By Dec. 6, 2012 the red line was unilaterally shifted in favor of the Assad dictatorship by removing the injunction of moving chemical weapons, as intelligence indicated had already occurred. This is where the red line stood until reports surfaced in January of 2013 that the Syrians have already used chemical weapons (Agent 15 according to reports) against their own population in the city of Homs on Dec. 23, 2012. This is according to a Department of State cable sent to Main State Headquarters by the U.S. Consul General in Istanbul, Scott Kilner. The State Department and the White House have neither refuted nor confirmed the attack. The Department of State has now used the phrase that it “couldn’t corroborate” the story.
The Syrian regime has continuously tested Western resolve and presumably believes that if the West is not going to stop them from killing 60,000 people, then why would the West react because they used chemical weapons? Was the Homs attack a test? Why has the mainstream media completely ignored the story? There is no way to know the truth of the story at this point, but it is more than noteworthy that the alleged attack occurred after the initial red line was breached. If chemical weapons were used it would mark the second time in contemporary memory that a regime has used them against their own populace. This last war crime was conducted by the other Ba’ath Party regime, that of former Saddam Hussein. Further, one can invoke Occam’s Razor simply: An evil Ba’athist dictatorship, whose close ally is the twisted Iranian theocracy, notorious for its support of terrorism and for killing their own people, will use chemical weapons on their own citizens.

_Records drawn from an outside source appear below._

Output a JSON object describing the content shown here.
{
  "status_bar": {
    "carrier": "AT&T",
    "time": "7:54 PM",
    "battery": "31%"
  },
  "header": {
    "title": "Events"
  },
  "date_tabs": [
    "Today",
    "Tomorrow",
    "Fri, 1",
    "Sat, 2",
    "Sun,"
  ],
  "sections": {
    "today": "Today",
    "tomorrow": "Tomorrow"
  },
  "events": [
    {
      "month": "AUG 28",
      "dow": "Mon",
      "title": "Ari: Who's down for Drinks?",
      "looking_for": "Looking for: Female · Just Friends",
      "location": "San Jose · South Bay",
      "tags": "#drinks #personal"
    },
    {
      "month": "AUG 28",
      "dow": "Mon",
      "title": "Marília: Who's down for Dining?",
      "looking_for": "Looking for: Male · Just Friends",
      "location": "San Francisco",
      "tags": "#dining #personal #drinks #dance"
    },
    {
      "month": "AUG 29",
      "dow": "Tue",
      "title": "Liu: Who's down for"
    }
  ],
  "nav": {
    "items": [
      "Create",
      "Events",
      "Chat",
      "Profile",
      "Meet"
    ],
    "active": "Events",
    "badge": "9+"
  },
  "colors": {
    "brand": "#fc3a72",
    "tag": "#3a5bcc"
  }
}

The situation in Syria is incredibly important in its own right, but the implications for American grand strategy are exponentially critical. Whether or not the United States should have established a red line over the movement and use of Syrian chemical weapons is now an academic question; the issue at play yet again for the current administration in regards to foreign policy is national credibility. If a red line can be cavalierly declared, and then shifted for convenience, then it is no red line at all. It is worse to declare such and not fulfill national obligation than not to have done anything in the first place. The United States has numerous red lines, more than any other nation state around the globe. There are some that are clear and treaty expressed, such as with NATO; with the Australia, New Zealand, United States Security Treaty; and with Japan. There are other de facto red lines that are equally obligatory and far reaching, such as with Israel, Taiwan, and the global War on Terror. A nation that lacks the most basic level of international relations credibility is a nation that cannot act on the international scene successfully. It is too bad that we can’t resurrect that old Roman consul who understood what must be done when dealing with any barbarian.